O Globo
Ministros fazem malabarismo jurídico e
levam teses conspiratórias ao tribunal
Jair Bolsonaro passou, mas seus ministros
de estimação continuam. O julgamento dos primeiros réus do 8 de janeiro expôs o
legado do capitão no Supremo Tribunal Federal. Ele teve a chance de indicar
dois juízes e escolheu Kassio Nunes Marques e André Mendonça.
Desde que vestiram a toga, ambos se esmeram
em defender os interesses do ex-presidente. Foi o que voltaram a fazer nos
processos contra bolsonaristas que invadiram e depredaram as sedes dos três
Poderes.
Na quarta-feira, Kassio propôs que o
primeiro réu fosse absolvido dos crimes contra a democracia. Justificou-se uma
tese esdrúxula: como o golpe fracassou, os golpistas só poderiam ser punidos
por delitos menores, como sujar tapetes e quebrar vidraças.
O ministro chegou a tratar os criminosos como inofensivos “manifestantes”. A conversa irritou Gilmar Mendes, que relembrou o ataque violento à sede do tribunal. “A cadeira em que o senhor está sentado estava lá na rua”, indignou-se o decano.
Ao descrever a ação da turba, Kassio tentou
pintá-la como um grupo “difuso e descoordenado”, composto de “aposentados e donas
de casa”. A escolha de palavras foi estratégica. Se o crime não teve
coordenação, não haveria motivo, mais à frente, para identificar e punir seu
mandante.
O malabarismo para blindar Bolsonaro também
marcou o voto de Mendonça. Sem corar, o ministro “terrivelmente evangélico”

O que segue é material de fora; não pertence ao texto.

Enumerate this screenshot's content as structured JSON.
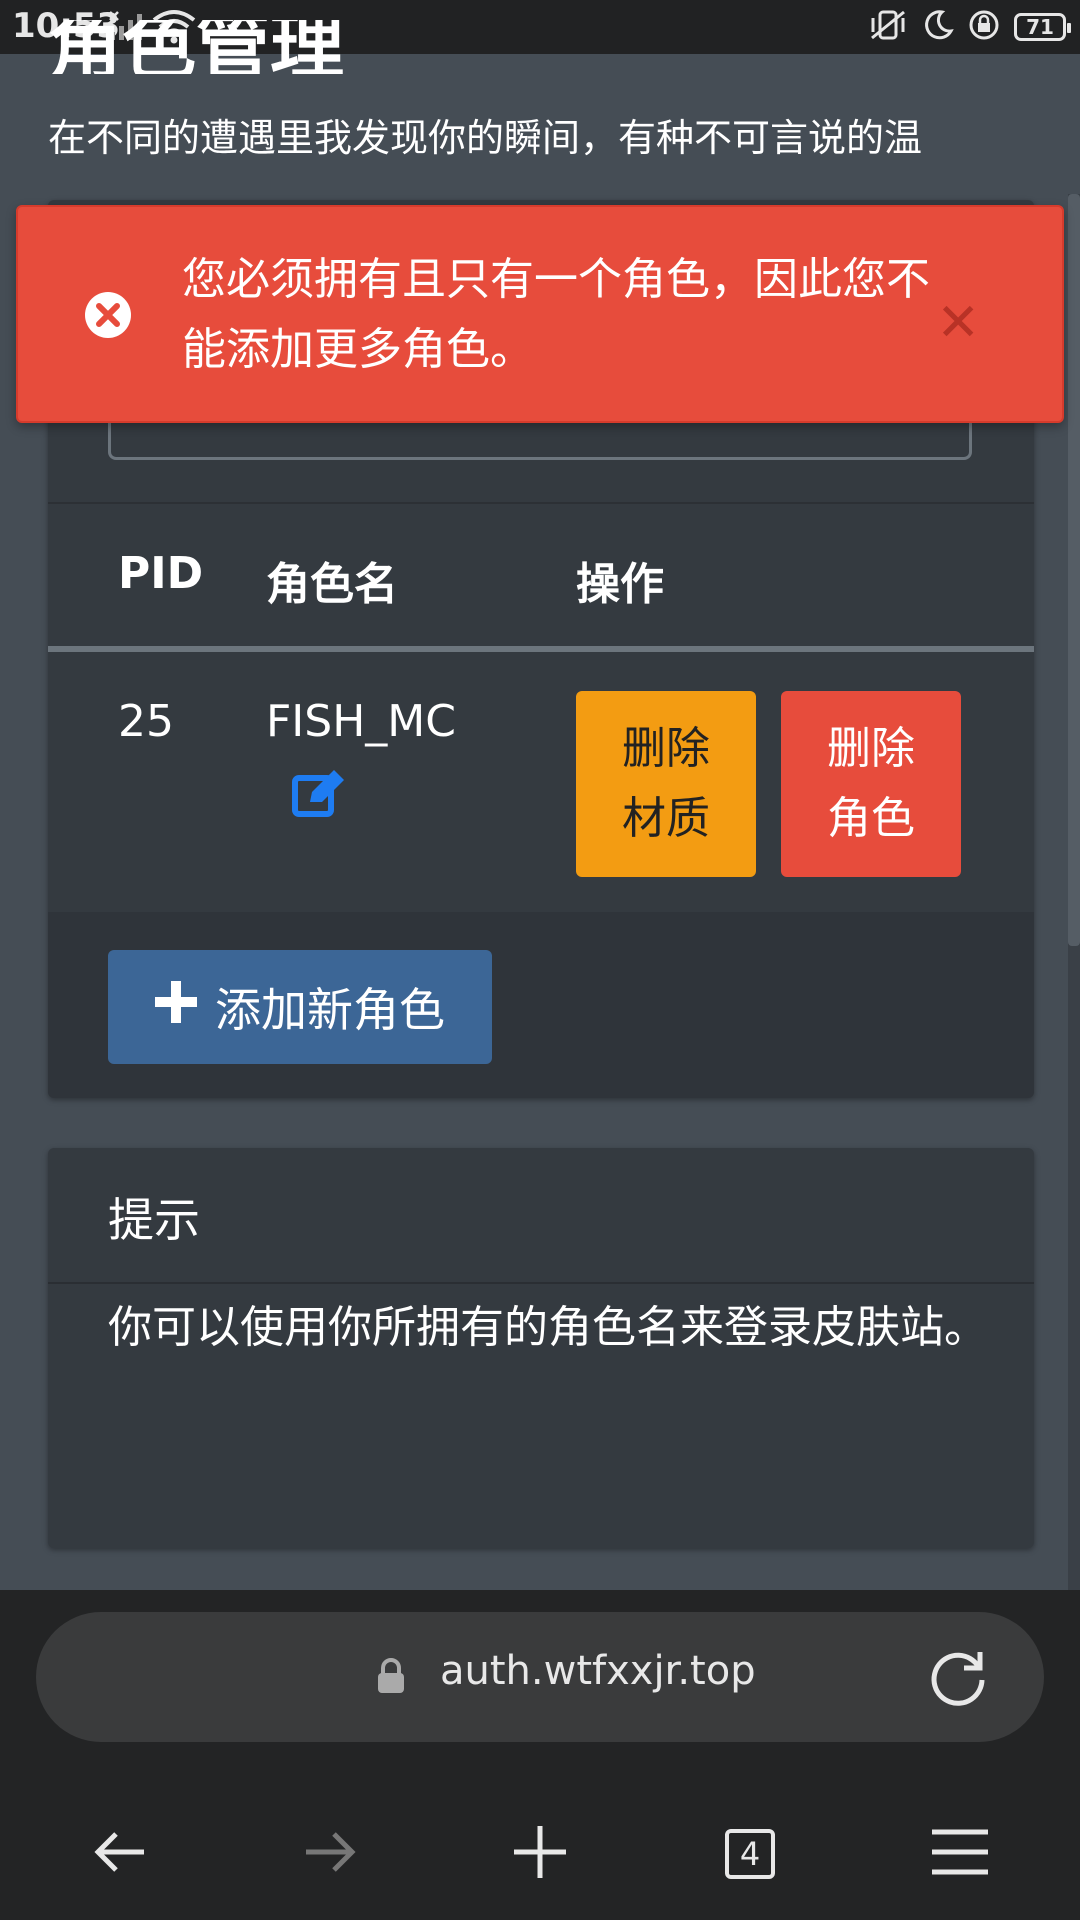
{
  "status_bar": {
    "time": "10:53",
    "battery": "71"
  },
  "page": {
    "title": "角色管理",
    "subtitle": "在不同的遭遇里我发现你的瞬间，有种不可言说的温"
  },
  "alert": {
    "message": "您必须拥有且只有一个角色，因此您不能添加更多角色。",
    "icon": "error-circle-icon",
    "close_icon": "close-icon"
  },
  "players_table": {
    "columns": [
      "PID",
      "角色名",
      "操作"
    ],
    "rows": [
      {
        "pid": "25",
        "name": "FISH_MC",
        "actions": {
          "delete_texture": "删除材质",
          "delete_player": "删除角色"
        }
      }
    ],
    "add_button": "添加新角色"
  },
  "tips": {
    "title": "提示",
    "body": "你可以使用你所拥有的角色名来登录皮肤站。"
  },
  "browser": {
    "url": "auth.wtfxxjr.top",
    "tab_count": "4"
  },
  "colors": {
    "page_bg": "#454d55",
    "card_bg": "#343a40",
    "danger": "#e74c3c",
    "warning": "#f39c12",
    "primary": "#3c6696",
    "link_blue": "#1e7cf2"
  }
}
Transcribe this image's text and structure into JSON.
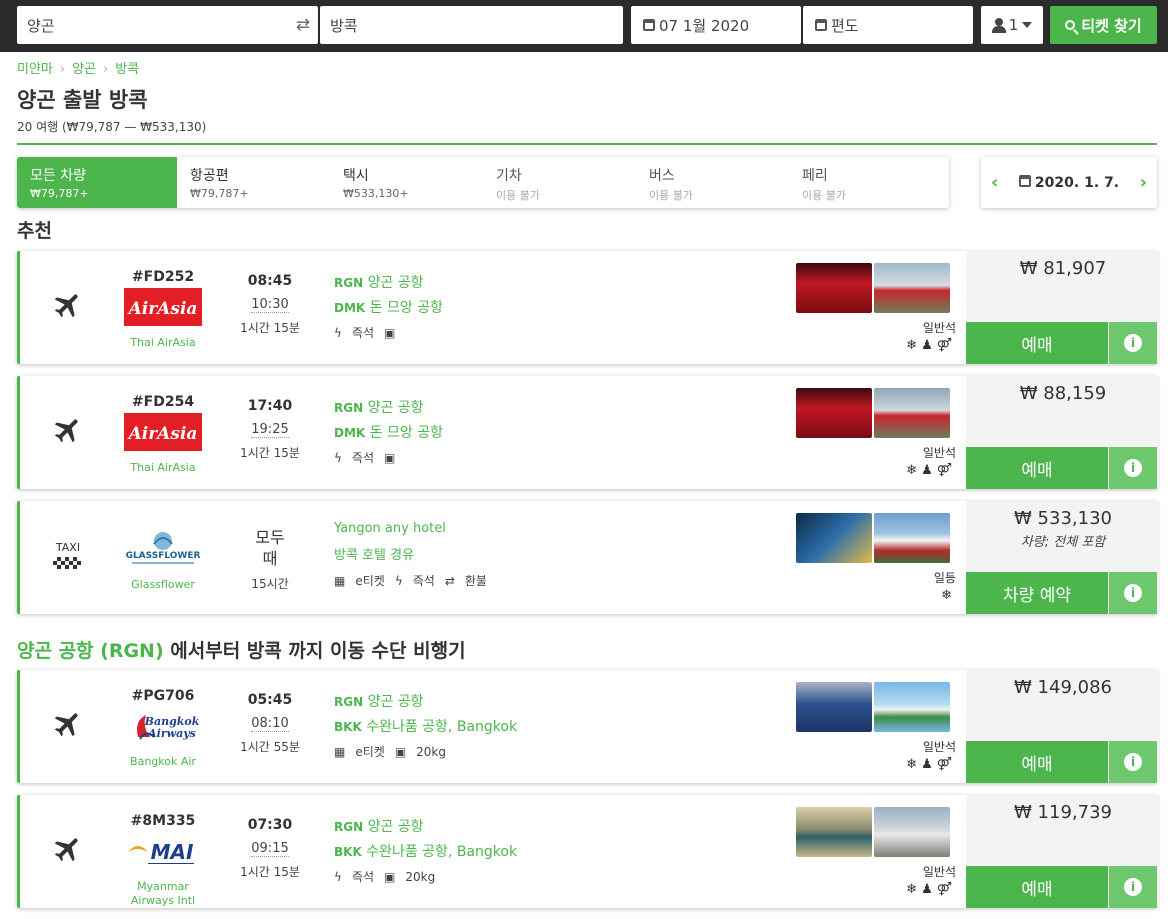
{
  "search": {
    "from": "양곤",
    "to": "방콕",
    "date": "07 1월 2020",
    "trip_type": "편도",
    "passengers": "1",
    "button_label": "티켓 찾기"
  },
  "breadcrumb": [
    "미얀마",
    "양곤",
    "방콕"
  ],
  "page_title": "양곤 출발 방콕",
  "summary": "20 여행 (₩79,787 — ₩533,130)",
  "tabs": [
    {
      "label": "모든 차량",
      "sub": "₩79,787+"
    },
    {
      "label": "항공편",
      "sub": "₩79,787+"
    },
    {
      "label": "택시",
      "sub": "₩533,130+"
    },
    {
      "label": "기차",
      "sub": "이용 불가"
    },
    {
      "label": "버스",
      "sub": "이용 불가"
    },
    {
      "label": "페리",
      "sub": "이용 불가"
    }
  ],
  "date_nav": {
    "date": "2020. 1. 7."
  },
  "sections": {
    "recommended": "추천",
    "flights_prefix": "양곤 공항 (RGN)",
    "flights_suffix": "에서부터 방콕 까지 이동 수단 비행기"
  },
  "results": [
    {
      "code": "#FD252",
      "carrier": "Thai AirAsia",
      "dep": "08:45",
      "arr": "10:30",
      "dur": "1시간 15분",
      "from_code": "RGN",
      "from": "양곤 공항",
      "to_code": "DMK",
      "to": "돈 므앙 공항",
      "feat1": "즉석",
      "feat2": "",
      "seat": "일반석",
      "price": "₩ 81,907",
      "book": "예매"
    },
    {
      "code": "#FD254",
      "carrier": "Thai AirAsia",
      "dep": "17:40",
      "arr": "19:25",
      "dur": "1시간 15분",
      "from_code": "RGN",
      "from": "양곤 공항",
      "to_code": "DMK",
      "to": "돈 므앙 공항",
      "feat1": "즉석",
      "feat2": "",
      "seat": "일반석",
      "price": "₩ 88,159",
      "book": "예매"
    },
    {
      "code": "",
      "carrier": "Glassflower",
      "dep": "모두",
      "dep2": "때",
      "dur": "15시간",
      "taxi_label": "TAXI",
      "from": "Yangon any hotel",
      "to": "방콕 호텔 경유",
      "feat0": "e티켓",
      "feat1": "즉석",
      "feat2": "환불",
      "seat": "일등",
      "price": "₩ 533,130",
      "price_note": "차량; 전체 포함",
      "book": "차량 예약"
    },
    {
      "code": "#PG706",
      "carrier": "Bangkok Air",
      "dep": "05:45",
      "arr": "08:10",
      "dur": "1시간 55분",
      "from_code": "RGN",
      "from": "양곤 공항",
      "to_code": "BKK",
      "to": "수완나품 공항, Bangkok",
      "feat0": "e티켓",
      "feat2": "20kg",
      "seat": "일반석",
      "price": "₩ 149,086",
      "book": "예매"
    },
    {
      "code": "#8M335",
      "carrier": "Myanmar Airways Intl",
      "dep": "07:30",
      "arr": "09:15",
      "dur": "1시간 15분",
      "from_code": "RGN",
      "from": "양곤 공항",
      "to_code": "BKK",
      "to": "수완나품 공항, Bangkok",
      "feat1": "즉석",
      "feat2": "20kg",
      "seat": "일반석",
      "price": "₩ 119,739",
      "book": "예매"
    }
  ],
  "colors": {
    "accent": "#4cb64c",
    "topbar": "#2b2b2b",
    "airasia_red": "#e31e24"
  },
  "icons": [
    "swap-icon",
    "calendar-icon",
    "person-icon",
    "search-icon",
    "plane-icon",
    "taxi-icon",
    "bolt-icon",
    "bag-icon",
    "qr-icon",
    "refund-icon",
    "snowflake-icon",
    "seat-icon",
    "toilet-icon",
    "info-icon"
  ]
}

sugeriu que o atual governo teria facilitado a invasão e a depredação dos
prédios públicos.
O relator Alexandre de Moraes se irritou
com a tese, que classificou como “absurda”. “Vossa excelência vem ao plenário
do STF, que foi destruído, falar que houve uma conspiração do governo contra o
próprio governo? Tenha dó!”, protestou.
O discurso de Mendonça combinou com a
performance dos advogados dos golpistas. Nos dois dias de julgamento, eles
chamaram a atenção pelo despreparo e pelo atrevimento. O ex-desembargador Sebastião
Coelho, que já havia pregado a prisão de Moraes, disse que os integrantes do
Supremo seriam “pessoas odiadas”. “Numa ditadura, isso não seria permitido”,
rebateu a ministra Cármen Lúcia.
Bolsonaro está inelegível, foi delatado e
parece cada vez mais próximo da cadeia. A democracia sobreviveu a seu projeto
de demolição, mas ainda levará tempo para se recuperar de todos os estragos
recentes. No caso do Supremo, a tarefa será demorada.
Nomeados aos 48 anos de idade, Kassio e
Mendonça ainda terão mais de duas décadas até a aposentadoria compulsória.
Pelas regras atuais, os juízes do Jair ficarão na Corte até 2047.
Terrivelmente bolsonaristas!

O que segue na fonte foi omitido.